Si la LNFA n’a pas communiqué de chiffre officiel global, des sources internes estiment que certaines formations pourraient cumuler plusieurs millions de dinars de dettes, une situation critique qui menace directement l’équilibre et la régularité des compétitions. Face à ce constat, le bureau exécutif de la Ligue a décidé que tous les clubs concernés devront régulariser leur situation avant le 28 février 2026, passé ce délai, aucune tolérance ne sera accordée et les sanctions prévues par les règlements seront appliquées automatiquement.
Parmi ces mesures figurent la mise en demeure formelle, le retrait de points au classement, la suspension de participation aux compétitions, l’interdiction de recrutement, et, dans les cas les plus extrêmes, la relégation administrative. Pour Ahmed Kharchi, le message est clair :
« Le respect des engagements financiers est une condition fondamentale pour la crédibilité et la pérennité du football amateur. Nous ne pouvons plus tolérer que des dettes chroniques désorganisent les compétitions et faussent l’équité sportive. »
Cette alerte n’est pas une première, puisque des campagnes similaires avaient déjà contraint plusieurs clubs, y compris des formations historiques, à se mettre en règle dans l’urgence afin d’éviter les sanctions.
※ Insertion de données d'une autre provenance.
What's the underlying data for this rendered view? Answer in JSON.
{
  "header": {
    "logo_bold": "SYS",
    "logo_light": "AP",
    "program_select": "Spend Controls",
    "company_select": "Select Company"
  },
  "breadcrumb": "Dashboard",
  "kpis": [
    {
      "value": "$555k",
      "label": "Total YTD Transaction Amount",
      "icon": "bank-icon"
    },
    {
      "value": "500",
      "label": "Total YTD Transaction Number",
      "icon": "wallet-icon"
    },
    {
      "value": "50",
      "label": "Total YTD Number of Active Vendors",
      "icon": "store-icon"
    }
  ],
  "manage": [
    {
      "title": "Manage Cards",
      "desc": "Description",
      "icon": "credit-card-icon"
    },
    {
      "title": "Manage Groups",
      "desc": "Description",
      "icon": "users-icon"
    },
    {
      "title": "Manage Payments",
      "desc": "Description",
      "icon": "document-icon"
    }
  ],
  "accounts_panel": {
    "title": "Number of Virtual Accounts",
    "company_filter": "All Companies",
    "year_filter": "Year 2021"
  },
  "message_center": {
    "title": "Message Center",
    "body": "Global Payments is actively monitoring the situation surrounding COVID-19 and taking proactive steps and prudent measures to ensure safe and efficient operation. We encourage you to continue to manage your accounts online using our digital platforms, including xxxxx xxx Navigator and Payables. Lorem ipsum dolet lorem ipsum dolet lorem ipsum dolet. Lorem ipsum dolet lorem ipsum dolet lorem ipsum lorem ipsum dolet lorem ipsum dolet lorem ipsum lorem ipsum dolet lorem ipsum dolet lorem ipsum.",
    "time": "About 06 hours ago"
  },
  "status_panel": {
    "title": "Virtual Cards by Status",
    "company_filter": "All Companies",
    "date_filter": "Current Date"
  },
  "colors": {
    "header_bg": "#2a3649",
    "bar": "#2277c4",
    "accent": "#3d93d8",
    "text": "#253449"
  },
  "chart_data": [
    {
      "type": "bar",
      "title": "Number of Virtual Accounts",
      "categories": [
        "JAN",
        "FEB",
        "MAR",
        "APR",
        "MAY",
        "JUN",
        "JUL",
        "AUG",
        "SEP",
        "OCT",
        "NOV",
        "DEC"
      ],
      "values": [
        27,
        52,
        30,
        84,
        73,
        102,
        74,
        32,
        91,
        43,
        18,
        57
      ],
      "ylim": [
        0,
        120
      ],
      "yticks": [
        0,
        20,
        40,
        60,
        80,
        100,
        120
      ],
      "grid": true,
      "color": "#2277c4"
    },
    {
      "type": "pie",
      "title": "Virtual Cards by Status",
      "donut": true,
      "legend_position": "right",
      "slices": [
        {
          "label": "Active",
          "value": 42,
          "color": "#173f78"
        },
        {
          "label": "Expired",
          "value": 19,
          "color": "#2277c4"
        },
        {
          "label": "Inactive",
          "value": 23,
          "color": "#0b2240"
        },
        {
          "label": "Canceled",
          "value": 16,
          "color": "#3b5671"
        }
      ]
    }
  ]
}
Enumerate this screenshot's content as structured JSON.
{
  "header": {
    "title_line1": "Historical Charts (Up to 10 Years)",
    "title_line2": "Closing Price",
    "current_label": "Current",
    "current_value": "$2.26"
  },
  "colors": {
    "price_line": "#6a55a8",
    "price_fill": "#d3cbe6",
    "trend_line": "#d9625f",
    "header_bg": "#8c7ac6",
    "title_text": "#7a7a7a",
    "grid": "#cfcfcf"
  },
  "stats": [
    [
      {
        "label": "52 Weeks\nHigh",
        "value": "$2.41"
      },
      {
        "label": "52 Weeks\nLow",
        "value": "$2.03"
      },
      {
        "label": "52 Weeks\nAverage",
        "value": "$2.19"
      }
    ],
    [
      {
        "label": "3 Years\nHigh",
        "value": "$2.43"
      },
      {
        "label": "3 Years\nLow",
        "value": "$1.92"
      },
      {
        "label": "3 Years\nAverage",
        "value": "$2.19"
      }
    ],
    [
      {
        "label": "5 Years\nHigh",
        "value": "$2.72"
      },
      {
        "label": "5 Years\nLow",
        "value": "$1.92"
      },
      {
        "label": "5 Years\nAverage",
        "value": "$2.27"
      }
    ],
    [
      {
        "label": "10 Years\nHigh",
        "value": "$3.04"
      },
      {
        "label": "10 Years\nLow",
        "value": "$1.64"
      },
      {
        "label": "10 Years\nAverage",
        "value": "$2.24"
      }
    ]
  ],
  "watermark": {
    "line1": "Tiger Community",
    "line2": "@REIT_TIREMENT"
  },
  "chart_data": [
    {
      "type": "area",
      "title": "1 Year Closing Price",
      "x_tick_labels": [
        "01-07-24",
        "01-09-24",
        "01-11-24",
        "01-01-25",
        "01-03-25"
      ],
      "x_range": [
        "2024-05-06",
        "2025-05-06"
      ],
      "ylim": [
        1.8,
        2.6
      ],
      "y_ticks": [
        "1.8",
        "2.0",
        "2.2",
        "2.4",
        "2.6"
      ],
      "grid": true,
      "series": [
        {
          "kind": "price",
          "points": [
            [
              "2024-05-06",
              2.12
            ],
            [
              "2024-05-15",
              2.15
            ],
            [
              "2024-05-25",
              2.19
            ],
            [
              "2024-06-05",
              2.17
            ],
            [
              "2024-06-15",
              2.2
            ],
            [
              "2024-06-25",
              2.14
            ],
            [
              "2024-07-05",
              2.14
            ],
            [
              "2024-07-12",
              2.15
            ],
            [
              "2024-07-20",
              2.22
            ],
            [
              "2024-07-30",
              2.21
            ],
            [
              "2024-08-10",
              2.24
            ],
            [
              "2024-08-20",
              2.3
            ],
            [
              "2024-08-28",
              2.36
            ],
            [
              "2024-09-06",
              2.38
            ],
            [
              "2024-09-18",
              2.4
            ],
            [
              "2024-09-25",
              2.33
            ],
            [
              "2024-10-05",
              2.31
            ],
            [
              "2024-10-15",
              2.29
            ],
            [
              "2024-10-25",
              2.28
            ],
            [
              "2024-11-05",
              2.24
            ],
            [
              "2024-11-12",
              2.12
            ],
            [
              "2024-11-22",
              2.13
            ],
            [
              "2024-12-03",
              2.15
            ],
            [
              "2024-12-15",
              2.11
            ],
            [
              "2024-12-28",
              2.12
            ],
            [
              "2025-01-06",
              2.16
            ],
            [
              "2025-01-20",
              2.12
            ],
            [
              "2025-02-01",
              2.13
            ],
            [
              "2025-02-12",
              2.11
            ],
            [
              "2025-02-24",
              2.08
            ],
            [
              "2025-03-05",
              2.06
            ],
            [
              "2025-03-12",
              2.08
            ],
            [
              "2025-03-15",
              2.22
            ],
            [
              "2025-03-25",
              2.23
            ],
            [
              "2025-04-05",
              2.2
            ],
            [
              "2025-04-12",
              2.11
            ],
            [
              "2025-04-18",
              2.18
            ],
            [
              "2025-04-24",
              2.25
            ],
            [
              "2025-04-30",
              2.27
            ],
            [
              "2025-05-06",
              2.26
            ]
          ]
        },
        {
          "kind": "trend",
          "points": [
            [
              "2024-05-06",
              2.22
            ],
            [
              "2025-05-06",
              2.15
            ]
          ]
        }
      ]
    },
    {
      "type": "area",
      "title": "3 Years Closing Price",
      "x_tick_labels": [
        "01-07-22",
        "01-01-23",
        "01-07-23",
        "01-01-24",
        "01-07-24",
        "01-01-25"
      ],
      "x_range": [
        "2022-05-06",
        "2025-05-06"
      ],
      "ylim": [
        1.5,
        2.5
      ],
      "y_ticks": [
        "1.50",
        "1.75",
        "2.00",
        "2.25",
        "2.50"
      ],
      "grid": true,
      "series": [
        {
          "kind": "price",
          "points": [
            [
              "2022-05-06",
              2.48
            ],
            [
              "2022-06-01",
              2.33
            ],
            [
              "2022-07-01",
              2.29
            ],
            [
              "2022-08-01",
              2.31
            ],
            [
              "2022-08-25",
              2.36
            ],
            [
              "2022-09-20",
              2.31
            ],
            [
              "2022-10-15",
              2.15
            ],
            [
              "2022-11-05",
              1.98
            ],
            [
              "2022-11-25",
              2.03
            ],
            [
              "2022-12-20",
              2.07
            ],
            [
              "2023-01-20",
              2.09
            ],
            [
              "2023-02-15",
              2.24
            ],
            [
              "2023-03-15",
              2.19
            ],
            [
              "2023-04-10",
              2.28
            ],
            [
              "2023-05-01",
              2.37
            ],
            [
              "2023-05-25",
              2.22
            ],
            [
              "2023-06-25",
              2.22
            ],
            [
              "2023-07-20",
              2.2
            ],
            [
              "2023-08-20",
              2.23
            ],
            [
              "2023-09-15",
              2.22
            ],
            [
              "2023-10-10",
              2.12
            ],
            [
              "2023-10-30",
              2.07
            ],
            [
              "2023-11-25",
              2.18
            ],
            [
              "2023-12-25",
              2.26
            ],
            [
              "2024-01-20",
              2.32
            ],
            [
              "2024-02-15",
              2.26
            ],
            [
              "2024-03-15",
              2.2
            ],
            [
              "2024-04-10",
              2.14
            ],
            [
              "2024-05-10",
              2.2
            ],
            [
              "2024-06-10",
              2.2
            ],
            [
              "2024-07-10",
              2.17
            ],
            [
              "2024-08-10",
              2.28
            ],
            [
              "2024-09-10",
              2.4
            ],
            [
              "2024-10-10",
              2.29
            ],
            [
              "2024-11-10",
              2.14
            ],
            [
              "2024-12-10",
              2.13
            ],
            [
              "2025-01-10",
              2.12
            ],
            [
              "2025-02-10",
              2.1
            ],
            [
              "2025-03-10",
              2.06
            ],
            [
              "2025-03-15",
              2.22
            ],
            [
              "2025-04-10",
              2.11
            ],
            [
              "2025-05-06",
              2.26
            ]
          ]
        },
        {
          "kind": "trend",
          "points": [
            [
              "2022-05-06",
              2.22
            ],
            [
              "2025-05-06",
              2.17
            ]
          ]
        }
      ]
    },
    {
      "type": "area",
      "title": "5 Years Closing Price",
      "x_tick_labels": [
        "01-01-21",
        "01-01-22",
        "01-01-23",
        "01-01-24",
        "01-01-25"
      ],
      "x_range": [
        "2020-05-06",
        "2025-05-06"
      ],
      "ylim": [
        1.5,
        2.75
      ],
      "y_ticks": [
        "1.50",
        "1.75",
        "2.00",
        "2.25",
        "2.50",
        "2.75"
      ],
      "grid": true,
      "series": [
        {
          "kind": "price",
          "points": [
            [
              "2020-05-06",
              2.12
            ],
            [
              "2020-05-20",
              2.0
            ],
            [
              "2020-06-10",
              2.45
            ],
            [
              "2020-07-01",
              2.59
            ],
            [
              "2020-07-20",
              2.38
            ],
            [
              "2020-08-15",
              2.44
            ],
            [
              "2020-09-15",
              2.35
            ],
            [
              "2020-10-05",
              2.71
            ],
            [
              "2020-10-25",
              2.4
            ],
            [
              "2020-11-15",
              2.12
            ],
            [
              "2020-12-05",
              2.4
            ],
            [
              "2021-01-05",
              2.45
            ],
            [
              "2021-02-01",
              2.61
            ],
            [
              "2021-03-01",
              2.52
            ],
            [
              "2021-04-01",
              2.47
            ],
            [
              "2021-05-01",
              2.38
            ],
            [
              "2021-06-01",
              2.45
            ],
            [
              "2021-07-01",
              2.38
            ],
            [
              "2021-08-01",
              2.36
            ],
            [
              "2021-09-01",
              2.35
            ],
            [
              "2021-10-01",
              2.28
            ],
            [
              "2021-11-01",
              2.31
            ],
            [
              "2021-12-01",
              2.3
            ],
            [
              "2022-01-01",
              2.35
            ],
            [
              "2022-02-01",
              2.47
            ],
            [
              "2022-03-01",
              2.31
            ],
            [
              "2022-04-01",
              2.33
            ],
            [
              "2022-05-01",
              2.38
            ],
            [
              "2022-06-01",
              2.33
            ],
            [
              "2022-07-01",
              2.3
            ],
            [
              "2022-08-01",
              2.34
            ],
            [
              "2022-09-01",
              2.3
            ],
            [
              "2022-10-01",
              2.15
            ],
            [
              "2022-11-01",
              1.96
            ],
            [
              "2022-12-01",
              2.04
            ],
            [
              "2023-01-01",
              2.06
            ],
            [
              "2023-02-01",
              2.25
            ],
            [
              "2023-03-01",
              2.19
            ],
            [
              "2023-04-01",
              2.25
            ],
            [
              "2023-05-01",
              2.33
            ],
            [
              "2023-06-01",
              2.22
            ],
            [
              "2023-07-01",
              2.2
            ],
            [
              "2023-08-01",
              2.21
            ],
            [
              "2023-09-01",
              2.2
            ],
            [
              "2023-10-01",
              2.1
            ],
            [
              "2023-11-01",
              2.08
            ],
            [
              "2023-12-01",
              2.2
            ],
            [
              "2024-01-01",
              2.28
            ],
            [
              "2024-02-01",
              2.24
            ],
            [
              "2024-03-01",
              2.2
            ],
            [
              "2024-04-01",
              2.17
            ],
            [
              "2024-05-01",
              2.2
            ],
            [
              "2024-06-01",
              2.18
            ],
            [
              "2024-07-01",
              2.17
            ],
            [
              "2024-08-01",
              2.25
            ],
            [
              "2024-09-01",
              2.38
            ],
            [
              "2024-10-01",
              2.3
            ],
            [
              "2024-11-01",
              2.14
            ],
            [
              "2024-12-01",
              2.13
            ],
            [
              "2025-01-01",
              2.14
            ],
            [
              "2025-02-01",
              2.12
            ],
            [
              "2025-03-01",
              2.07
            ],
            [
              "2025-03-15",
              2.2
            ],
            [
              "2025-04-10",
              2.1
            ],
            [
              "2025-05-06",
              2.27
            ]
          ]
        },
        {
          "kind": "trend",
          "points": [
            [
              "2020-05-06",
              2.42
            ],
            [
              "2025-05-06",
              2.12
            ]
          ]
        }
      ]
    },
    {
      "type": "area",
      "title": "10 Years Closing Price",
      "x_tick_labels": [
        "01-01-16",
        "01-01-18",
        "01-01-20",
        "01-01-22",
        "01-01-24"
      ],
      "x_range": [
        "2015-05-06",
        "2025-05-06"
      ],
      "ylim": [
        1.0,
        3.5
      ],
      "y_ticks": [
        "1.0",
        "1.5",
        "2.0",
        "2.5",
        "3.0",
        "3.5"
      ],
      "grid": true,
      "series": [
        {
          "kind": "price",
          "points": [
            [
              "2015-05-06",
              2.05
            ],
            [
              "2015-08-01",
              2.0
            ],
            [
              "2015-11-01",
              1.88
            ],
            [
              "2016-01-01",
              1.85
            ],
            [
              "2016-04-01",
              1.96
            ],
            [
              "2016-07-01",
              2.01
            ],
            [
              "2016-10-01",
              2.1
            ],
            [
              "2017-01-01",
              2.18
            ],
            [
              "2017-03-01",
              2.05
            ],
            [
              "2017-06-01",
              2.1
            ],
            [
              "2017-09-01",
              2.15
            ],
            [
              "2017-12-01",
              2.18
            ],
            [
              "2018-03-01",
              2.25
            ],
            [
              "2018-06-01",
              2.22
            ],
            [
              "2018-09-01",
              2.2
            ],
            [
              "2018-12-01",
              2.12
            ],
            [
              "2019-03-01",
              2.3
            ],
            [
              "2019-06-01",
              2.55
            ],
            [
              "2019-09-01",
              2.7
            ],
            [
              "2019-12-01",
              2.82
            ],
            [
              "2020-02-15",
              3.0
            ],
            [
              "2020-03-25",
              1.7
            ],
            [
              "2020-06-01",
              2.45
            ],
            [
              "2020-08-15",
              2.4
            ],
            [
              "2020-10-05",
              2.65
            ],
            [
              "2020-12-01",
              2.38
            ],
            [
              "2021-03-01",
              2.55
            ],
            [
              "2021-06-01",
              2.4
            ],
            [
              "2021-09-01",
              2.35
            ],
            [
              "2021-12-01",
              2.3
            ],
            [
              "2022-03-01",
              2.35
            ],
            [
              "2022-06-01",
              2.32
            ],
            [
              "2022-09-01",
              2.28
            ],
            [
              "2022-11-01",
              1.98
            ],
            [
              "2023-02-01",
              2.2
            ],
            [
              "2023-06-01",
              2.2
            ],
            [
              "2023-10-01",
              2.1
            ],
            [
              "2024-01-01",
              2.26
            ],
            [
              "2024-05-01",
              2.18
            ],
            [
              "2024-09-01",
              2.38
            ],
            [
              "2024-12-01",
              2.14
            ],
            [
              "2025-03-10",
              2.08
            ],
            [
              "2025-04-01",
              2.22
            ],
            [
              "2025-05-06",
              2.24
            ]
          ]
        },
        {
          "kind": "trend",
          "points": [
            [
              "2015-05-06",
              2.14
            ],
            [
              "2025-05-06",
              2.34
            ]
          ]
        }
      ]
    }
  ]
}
Cependant, le contexte économique actuel complique encore davantage l’équation, car faibles recettes de billetterie, rareté des sponsors, subventions communales aléatoires et inflation persistante rendent très difficile le bouclage des budgets annuels, malgré le rôle central de ces clubs dans la formation des jeunes talents.
Ainsi, les prochaines semaines s’annoncent décisives : soit ces 37 clubs parviendront à réunir les fonds nécessaires dans un délai extrêmement court, soit le football amateur algérien devra faire face à une nouvelle vague de sanctions, avec des conséquences potentiellement lourdes sur la stabilité et la crédibilité de ses championnats.